Nor can the LBC chats be suppressed under the Stored Communications Act ("SCA") because suppression is not a remedy under that statute. As a general matter, the judge-made federal exclusionary rule, "which forbids the use of evidence obtained in violation of the Fourth or Fifth Amendments, does not extend to violations of statutes and regulations." United States v. Kontny, 238 F.3d 815, 818 (7th Cir. 2001). Because the SCA does not expressly provide for suppression, multiple courts, including the Seventh Circuit, have determined that suppression is unavailable. See Huon v. Mudge, 597 F. App'x 868, 875 (7th Cir. 2015) ("[I]f there was a violation of the Stored Communications Act ..., suppression of the evidence would not have been an appropriate remedy" (citations omitted)); United States v. Guerrero, 768 F.3d 351, 358 (5th Cir. 2014) ("[S]uppression is not a remedy for a violation of the Stored Communications Act."); United States v.

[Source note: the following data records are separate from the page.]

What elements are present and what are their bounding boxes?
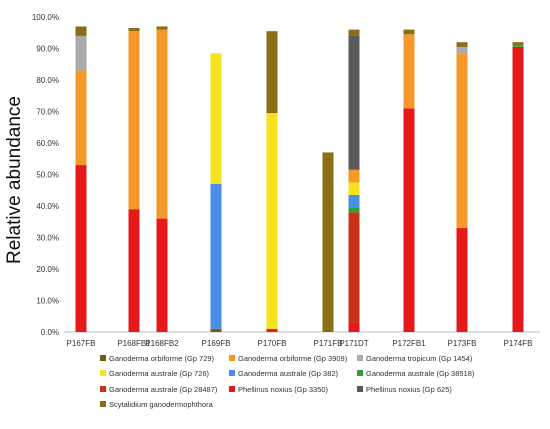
x-tick-label: P168FB1	[117, 339, 151, 348]
legend-swatch	[100, 370, 106, 376]
bar-segment	[75, 26, 87, 36]
legend-label: Ganoderma australe (Gp 726)	[109, 369, 210, 378]
y-tick-label: 30.0%	[36, 234, 59, 243]
bar-segment	[210, 53, 222, 184]
legend-swatch	[229, 355, 235, 361]
bar-segment	[456, 228, 468, 332]
x-tick-label: P170FB	[258, 339, 287, 348]
legend-swatch	[100, 386, 106, 392]
y-tick-label: 70.0%	[36, 108, 59, 117]
x-tick-label: P171FB	[314, 339, 343, 348]
bar-segment	[156, 26, 168, 30]
legend-label: Ganoderma orbiforme (Gp 3909)	[238, 354, 348, 363]
bar-segment	[512, 42, 524, 46]
y-tick-label: 40.0%	[36, 202, 59, 211]
legend-swatch	[357, 370, 363, 376]
x-tick-label: P173FB	[448, 339, 477, 348]
y-tick-label: 0.0%	[41, 328, 59, 337]
bar-segment	[348, 207, 360, 213]
bar-segment	[348, 169, 360, 183]
x-tick-label: P167FB	[67, 339, 96, 348]
bar-segment	[156, 218, 168, 332]
legend-swatch	[100, 401, 106, 407]
bar-segment	[456, 46, 468, 54]
legend-swatch	[229, 370, 235, 376]
bar-segment	[128, 28, 140, 32]
bar-segment	[266, 31, 278, 114]
legend-swatch	[229, 386, 235, 392]
legend-label: Ganoderma australe (Gp 28487)	[109, 385, 218, 394]
bar-segment	[75, 70, 87, 166]
bar-segment	[348, 194, 360, 208]
bar-segment	[456, 42, 468, 47]
y-tick-label: 100.0%	[32, 13, 59, 22]
bar-segment	[266, 113, 278, 329]
x-tick-label: P172FB1	[392, 339, 426, 348]
legend: Ganoderma orbiforme (Gp 729) Ganoderma or…	[100, 354, 475, 409]
x-tick-label: P169FB	[202, 339, 231, 348]
x-tick-label: P171DT	[339, 339, 368, 348]
bar-segment	[210, 183, 222, 329]
bar-segment	[403, 108, 415, 332]
bars	[75, 26, 524, 333]
legend-swatch	[357, 355, 363, 361]
bar-segment	[75, 165, 87, 332]
y-axis: 0.0% 10.0% 20.0% 30.0% 40.0% 50.0% 60.0% 70.0% 8…	[32, 13, 59, 337]
y-tick-label: 90.0%	[36, 45, 59, 54]
bar-segment	[403, 29, 415, 35]
bar-segment	[75, 35, 87, 71]
legend-label: Ganoderma tropicum (Gp 1454)	[366, 354, 473, 363]
legend-label: Phellinus noxius (Gp 625)	[366, 385, 452, 394]
legend-label: Phellinus noxius (Gp 3350)	[238, 385, 329, 394]
bar-segment	[348, 322, 360, 332]
legend-swatch	[100, 355, 106, 361]
legend-label: Ganoderma orbiforme (Gp 729)	[109, 354, 215, 363]
legend-label: Scytalidium ganodermophthora	[109, 400, 214, 409]
legend-label: Ganoderma australe (Gp 38518)	[366, 369, 475, 378]
y-axis-label: Relative abundance	[4, 96, 25, 264]
bar-segment	[322, 152, 334, 332]
bar-segment	[348, 29, 360, 36]
bar-segment	[456, 53, 468, 229]
bar-segment	[348, 212, 360, 323]
y-tick-label: 50.0%	[36, 171, 59, 180]
bar-segment	[348, 182, 360, 195]
bar-segment	[128, 31, 140, 210]
bar-segment	[512, 46, 524, 333]
y-tick-label: 20.0%	[36, 265, 59, 274]
x-tick-label: P174FB	[504, 339, 533, 348]
legend-swatch	[357, 386, 363, 392]
y-tick-label: 10.0%	[36, 297, 59, 306]
legend-label: Ganoderma australe (Gp 382)	[238, 369, 339, 378]
bar-segment	[348, 35, 360, 170]
x-tick-label: P168FB2	[145, 339, 179, 348]
y-tick-label: 80.0%	[36, 76, 59, 85]
bar-segment	[156, 29, 168, 219]
bar-segment	[128, 209, 140, 332]
bar-segment	[403, 34, 415, 109]
bar-segment	[210, 328, 222, 332]
bar-segment	[512, 45, 524, 47]
bar-segment	[266, 328, 278, 332]
y-tick-label: 60.0%	[36, 139, 59, 148]
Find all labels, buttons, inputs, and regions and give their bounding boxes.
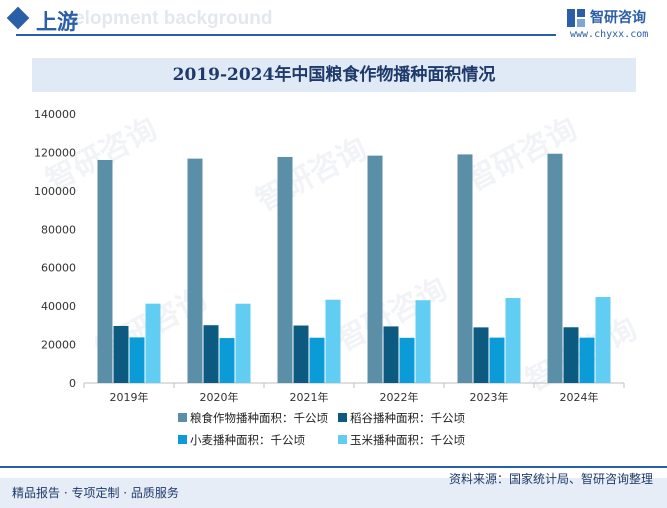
x-tick-label: 2024年 bbox=[560, 390, 599, 404]
bar-2 bbox=[563, 327, 579, 383]
legend-label: 稻谷播种面积：千公顷 bbox=[350, 411, 465, 425]
legend-swatch bbox=[338, 413, 347, 422]
brand-url: www.chyxx.com bbox=[570, 29, 649, 40]
bar-1 bbox=[367, 155, 383, 383]
bar-1 bbox=[187, 158, 203, 383]
bar-3 bbox=[219, 338, 235, 383]
x-tick-label: 2019年 bbox=[110, 390, 149, 404]
bar-1 bbox=[277, 156, 293, 383]
x-tick-label: 2023年 bbox=[470, 390, 509, 404]
legend-label: 粮食作物播种面积：千公顷 bbox=[190, 411, 328, 425]
bar-4 bbox=[505, 298, 521, 383]
bar-1 bbox=[547, 153, 563, 383]
section-title: 上游 bbox=[36, 10, 78, 34]
y-tick-label: 120000 bbox=[34, 146, 76, 159]
y-tick-label: 60000 bbox=[41, 262, 76, 275]
footer-divider bbox=[0, 466, 667, 468]
bar-3 bbox=[309, 337, 325, 383]
footer-bar: 精品报告 · 专项定制 · 品质服务 bbox=[0, 478, 667, 508]
bar-2 bbox=[203, 325, 219, 383]
y-tick-label: 140000 bbox=[34, 108, 76, 121]
header: elopment background 上游 智研咨询 www.chyxx.co… bbox=[0, 0, 667, 42]
x-tick-label: 2021年 bbox=[290, 390, 329, 404]
header-background-text: elopment background bbox=[74, 8, 273, 29]
bar-2 bbox=[473, 327, 489, 383]
y-tick-label: 40000 bbox=[41, 300, 76, 313]
bar-2 bbox=[113, 325, 129, 383]
bar-4 bbox=[235, 303, 251, 383]
bar-1 bbox=[97, 159, 113, 383]
brand-name: 智研咨询 bbox=[590, 10, 646, 26]
source-note: 资料来源：国家统计局、智研咨询整理 bbox=[448, 472, 653, 486]
chart-title-box: 2019-2024年中国粮食作物播种面积情况 bbox=[32, 58, 636, 92]
chart-title: 2019-2024年中国粮食作物播种面积情况 bbox=[172, 65, 496, 85]
legend-swatch bbox=[178, 413, 187, 422]
bar-4 bbox=[325, 299, 341, 383]
y-tick-label: 100000 bbox=[34, 185, 76, 198]
bar-3 bbox=[489, 337, 505, 383]
legend-label: 玉米播种面积：千公顷 bbox=[350, 433, 465, 447]
bar-1 bbox=[457, 154, 473, 383]
bar-3 bbox=[129, 337, 145, 383]
legend-swatch bbox=[178, 435, 187, 444]
bar-chart: 0 20000 40000 60000 80000 100000 120000 140000 2… bbox=[34, 108, 625, 447]
y-tick-label: 20000 bbox=[41, 339, 76, 352]
bar-2 bbox=[383, 326, 399, 383]
bar-4 bbox=[415, 300, 431, 383]
brand-logo-icon bbox=[567, 9, 585, 27]
bar-4 bbox=[145, 303, 161, 383]
y-tick-label: 80000 bbox=[41, 223, 76, 236]
y-tick-label: 0 bbox=[69, 377, 76, 390]
x-tick-label: 2022年 bbox=[380, 390, 419, 404]
diamond-icon bbox=[6, 6, 30, 30]
legend-label: 小麦播种面积：千公顷 bbox=[190, 433, 305, 447]
bar-4 bbox=[595, 297, 611, 383]
bar-3 bbox=[579, 337, 595, 383]
header-divider bbox=[16, 34, 556, 36]
bar-3 bbox=[399, 337, 415, 383]
x-tick-label: 2020年 bbox=[200, 390, 239, 404]
footer-slogan: 精品报告 · 专项定制 · 品质服务 bbox=[12, 486, 179, 500]
bar-2 bbox=[293, 325, 309, 383]
legend-swatch bbox=[338, 435, 347, 444]
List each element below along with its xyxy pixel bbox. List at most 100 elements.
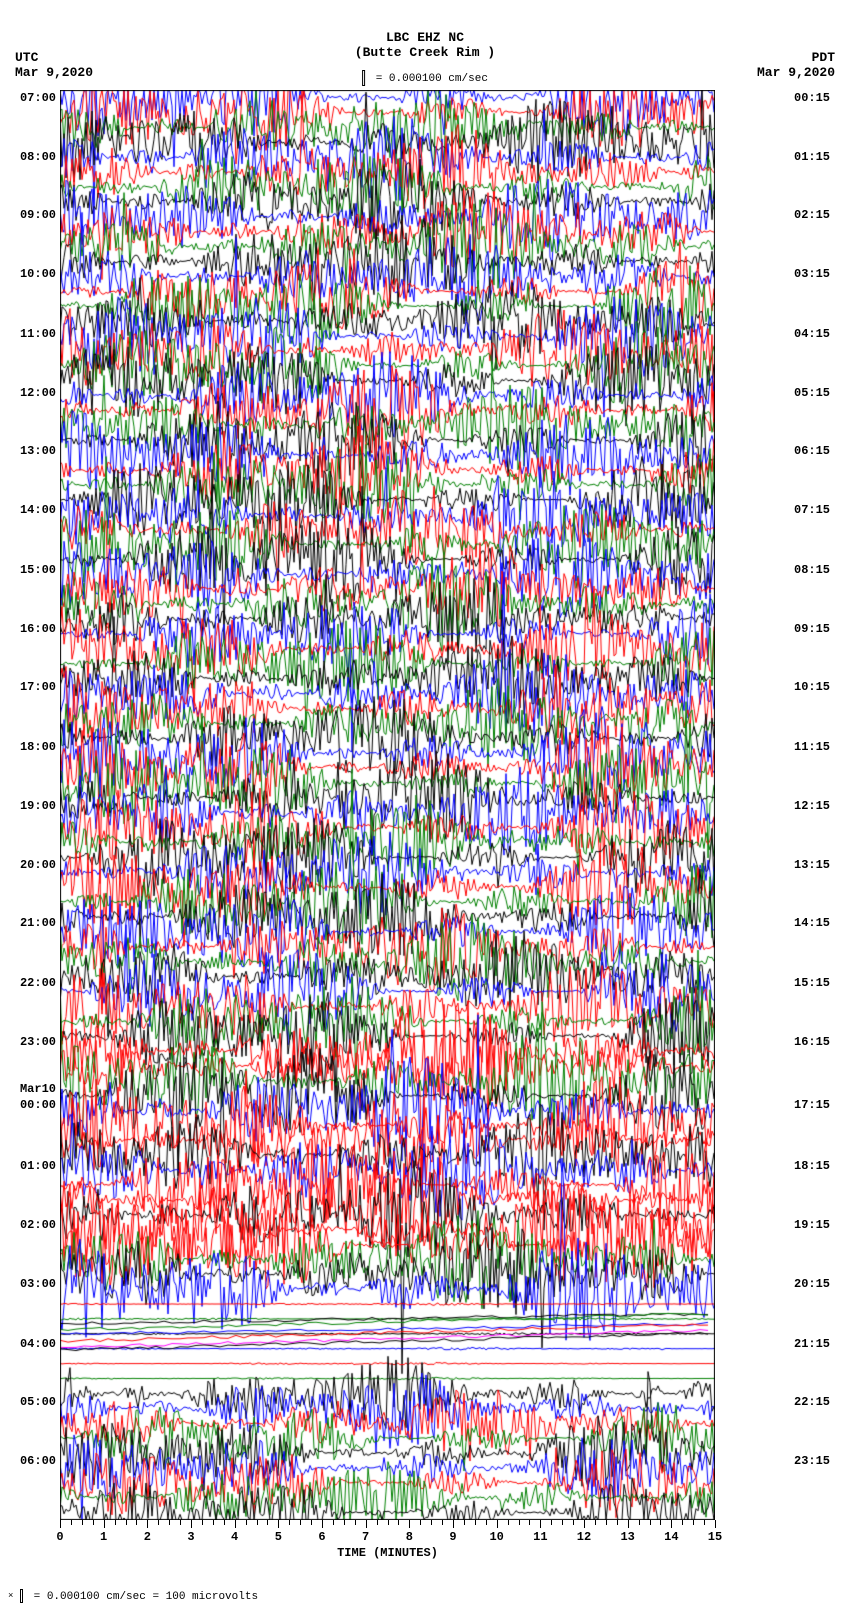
scale-indicator: = 0.000100 cm/sec (362, 70, 488, 86)
right-time-label: 21:15 (794, 1337, 830, 1351)
x-minor-tick (551, 1520, 552, 1525)
left-time-label: 22:00 (20, 976, 56, 990)
right-time-label: 12:15 (794, 799, 830, 813)
x-tick-label: 1 (100, 1530, 107, 1544)
x-minor-tick (595, 1520, 596, 1525)
x-minor-tick (486, 1520, 487, 1525)
x-minor-tick (562, 1520, 563, 1525)
x-tick-label: 5 (275, 1530, 282, 1544)
right-time-label: 06:15 (794, 444, 830, 458)
x-minor-tick (180, 1520, 181, 1525)
right-time-label: 10:15 (794, 680, 830, 694)
x-minor-tick (355, 1520, 356, 1525)
x-tick-label: 0 (56, 1530, 63, 1544)
right-time-label: 14:15 (794, 916, 830, 930)
x-minor-tick (464, 1520, 465, 1525)
left-time-label: 15:00 (20, 563, 56, 577)
left-time-label: 08:00 (20, 150, 56, 164)
x-minor-tick (289, 1520, 290, 1525)
x-minor-tick (224, 1520, 225, 1525)
left-time-label: 01:00 (20, 1159, 56, 1173)
x-minor-tick (344, 1520, 345, 1525)
footer-prefix: × (8, 1591, 13, 1601)
right-time-label: 05:15 (794, 386, 830, 400)
right-time-label: 20:15 (794, 1277, 830, 1291)
right-time-label: 00:15 (794, 91, 830, 105)
left-time-label: 11:00 (20, 327, 56, 341)
x-minor-tick (519, 1520, 520, 1525)
tz-right-date: Mar 9,2020 (757, 65, 835, 80)
x-tick (715, 1520, 716, 1528)
x-minor-tick (508, 1520, 509, 1525)
station-code: LBC EHZ NC (0, 30, 850, 45)
left-time-label: 00:00 (20, 1098, 56, 1112)
right-time-label: 01:15 (794, 150, 830, 164)
x-tick-label: 9 (449, 1530, 456, 1544)
x-minor-tick (650, 1520, 651, 1525)
right-time-label: 04:15 (794, 327, 830, 341)
chart-header: LBC EHZ NC (Butte Creek Rim ) (0, 30, 850, 60)
right-time-label: 11:15 (794, 740, 830, 754)
x-tick (60, 1520, 61, 1528)
x-minor-tick (660, 1520, 661, 1525)
x-tick-label: 6 (318, 1530, 325, 1544)
x-minor-tick (573, 1520, 574, 1525)
left-time-label: 19:00 (20, 799, 56, 813)
right-time-axis: 00:1501:1502:1503:1504:1505:1506:1507:15… (792, 90, 840, 1520)
x-minor-tick (693, 1520, 694, 1525)
x-tick (409, 1520, 410, 1528)
x-minor-tick (333, 1520, 334, 1525)
right-time-label: 13:15 (794, 858, 830, 872)
right-time-label: 18:15 (794, 1159, 830, 1173)
left-time-label: 20:00 (20, 858, 56, 872)
x-minor-tick (126, 1520, 127, 1525)
x-minor-tick (442, 1520, 443, 1525)
x-tick-label: 14 (664, 1530, 678, 1544)
tz-right-code: PDT (757, 50, 835, 65)
left-time-label: 07:00 (20, 91, 56, 105)
x-minor-tick (398, 1520, 399, 1525)
right-time-label: 09:15 (794, 622, 830, 636)
seismogram-canvas (60, 90, 715, 1520)
x-minor-tick (300, 1520, 301, 1525)
right-time-label: 16:15 (794, 1035, 830, 1049)
x-minor-tick (377, 1520, 378, 1525)
x-tick-label: 11 (533, 1530, 547, 1544)
left-time-label: 14:00 (20, 503, 56, 517)
x-minor-tick (639, 1520, 640, 1525)
x-tick-label: 13 (620, 1530, 634, 1544)
x-tick-label: 3 (187, 1530, 194, 1544)
left-time-label: 18:00 (20, 740, 56, 754)
left-time-axis: 07:0008:0009:0010:0011:0012:0013:0014:00… (10, 90, 58, 1520)
x-tick-label: 12 (577, 1530, 591, 1544)
x-minor-tick (431, 1520, 432, 1525)
x-tick-label: 15 (708, 1530, 722, 1544)
right-time-label: 19:15 (794, 1218, 830, 1232)
x-tick (278, 1520, 279, 1528)
x-minor-tick (136, 1520, 137, 1525)
footer-scale: × = 0.000100 cm/sec = 100 microvolts (8, 1589, 258, 1603)
x-minor-tick (202, 1520, 203, 1525)
tz-left-code: UTC (15, 50, 93, 65)
x-tick (322, 1520, 323, 1528)
x-minor-tick (704, 1520, 705, 1525)
right-time-label: 22:15 (794, 1395, 830, 1409)
left-time-label: Mar10 (20, 1082, 56, 1096)
x-minor-tick (311, 1520, 312, 1525)
left-time-label: 12:00 (20, 386, 56, 400)
x-minor-tick (158, 1520, 159, 1525)
right-time-label: 23:15 (794, 1454, 830, 1468)
footer-scale-label: = 0.000100 cm/sec = 100 microvolts (34, 1591, 258, 1603)
scale-bar-icon (362, 70, 365, 86)
x-minor-tick (246, 1520, 247, 1525)
left-time-label: 23:00 (20, 1035, 56, 1049)
x-tick (453, 1520, 454, 1528)
left-time-label: 17:00 (20, 680, 56, 694)
x-axis: TIME (MINUTES) 0123456789101112131415 (60, 1520, 715, 1560)
x-minor-tick (475, 1520, 476, 1525)
x-tick (147, 1520, 148, 1528)
x-minor-tick (169, 1520, 170, 1525)
scale-label: = 0.000100 cm/sec (376, 73, 488, 85)
x-minor-tick (682, 1520, 683, 1525)
x-tick (584, 1520, 585, 1528)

Steiger, 318 F.3d 1039, 1049 (11th Cir. 2003) (same); United States v. Smith, 155 F.3d 1051, 1056 (9th Cir. 1998) (same). Kim offers no argument for why suppression under the SCA would be appropriate here.
Kim also requests that, in the event I find the government did not need a warrant to search the LBC messages, I compel the government "to disclose sufficient material to ensure it complied with the SCA." Mot., ECF 78 at 15. He argues that this information could be material to supporting his motion to suppress these messages. Since I have concluded that suppression is not available under the SCA, and Kim offers no other reason why the requested information would aid in his defense, I deny this request.
II.
Other than the Franks hearing discussed above, Kim does not request an evidentiary hearing. Such a hearing is not necessary in any event since there are no disputed issues of material fact that would affect the outcome of these motions. See United States v. McGaughy, 485 F.3d 965, 969 (7th Cir. 2007). For the foregoing reasons, Kim's motions to suppress are denied. His motions to dismiss certain counts of the superseding indictment, which has now itself been superseded, are denied as moot.